A new service called sllm allows developers to share dedicated GPU nodes to run large models like DeepSeek V3 (685B) at a fraction of the standard hardware cost. The platform groups developers into cohorts to split the cost of 8xH100 clusters, charging users only when a cohort fills. It provides an OpenAI-compatible API powered by vLLM, requiring only a base URL swap to integrate into existing applications. The service guarantees privacy by not logging traffic and targets developers who need lower throughput rather than dedicated enterprise capacity.

4. Apple Signs Tiny Corp Driver for Nvidia eGPUs on Apple Silicon

Apple has officially signed a third-party driver from Tiny Corp that enables AMD and Nvidia eGPUs to work with Apple Silicon Macs. The driver is specifically designed to accelerate local LLM inference rather than general graphics rendering. Developers must compile the driver using Docker, but the official signature means users no longer need to disable macOS System Integrity Protection (SIP) to use it. This provides a new hardware pathway for running heavy local AI workloads on ARM-based Macs.

5. Hugging Face Releases OpenClaw Migration Tooling and Gemma4 Support

Hugging Face has published step-by-step instructions and tooling to transition OpenClaw deployments to open-source and local models. The update includes a new CLI command to authenticate and connect local environments directly to Hugging Face endpoints. Additionally, the community has confirmed that the newly released Gemma4 model is now supported and running within the OpenClaw framework. This allows developers to swap proprietary backends for local or open-weight alternatives without changing their agent harness.

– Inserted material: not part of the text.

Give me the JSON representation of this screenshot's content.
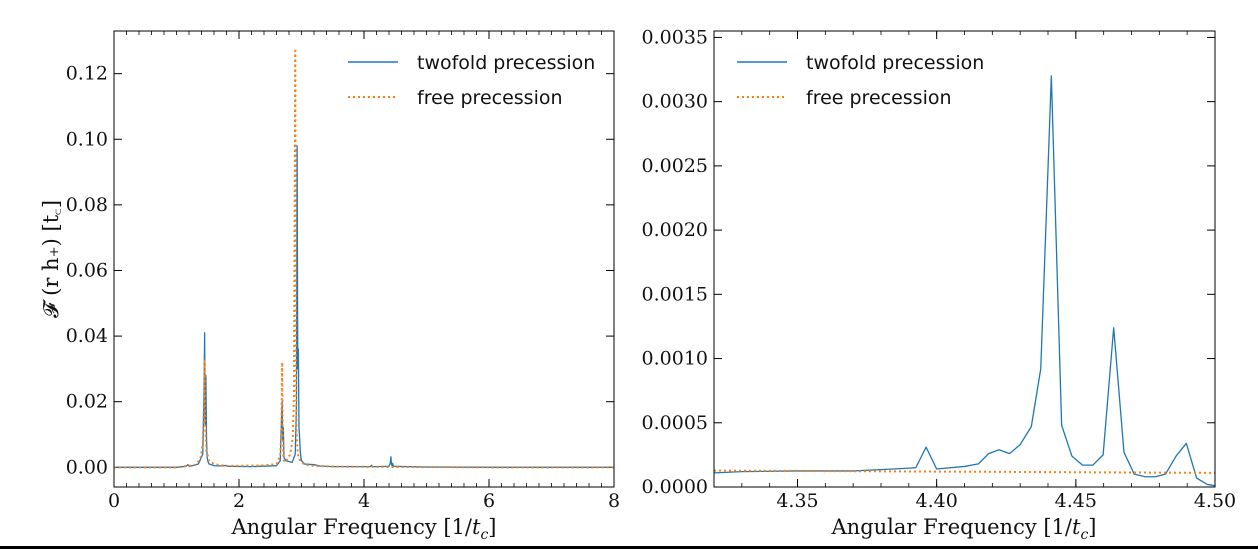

6. Open Source Travel Hacking Toolkit Releases 6 New MCP Servers

A new open-source Travel Hacking Toolkit provides six Model Context Protocol (MCP) servers designed to integrate real-time travel data into AI coding assistants like Claude Code and OpenCode. The toolkit allows AI agents to directly query award flight availability, cash prices, loyalty balances, and hotel data across multiple providers. Five of the six included MCP servers operate without requiring API keys, lowering the barrier to entry for testing. This release serves as a practical reference implementation for developers building custom MCP integrations for complex, multi-API workflows.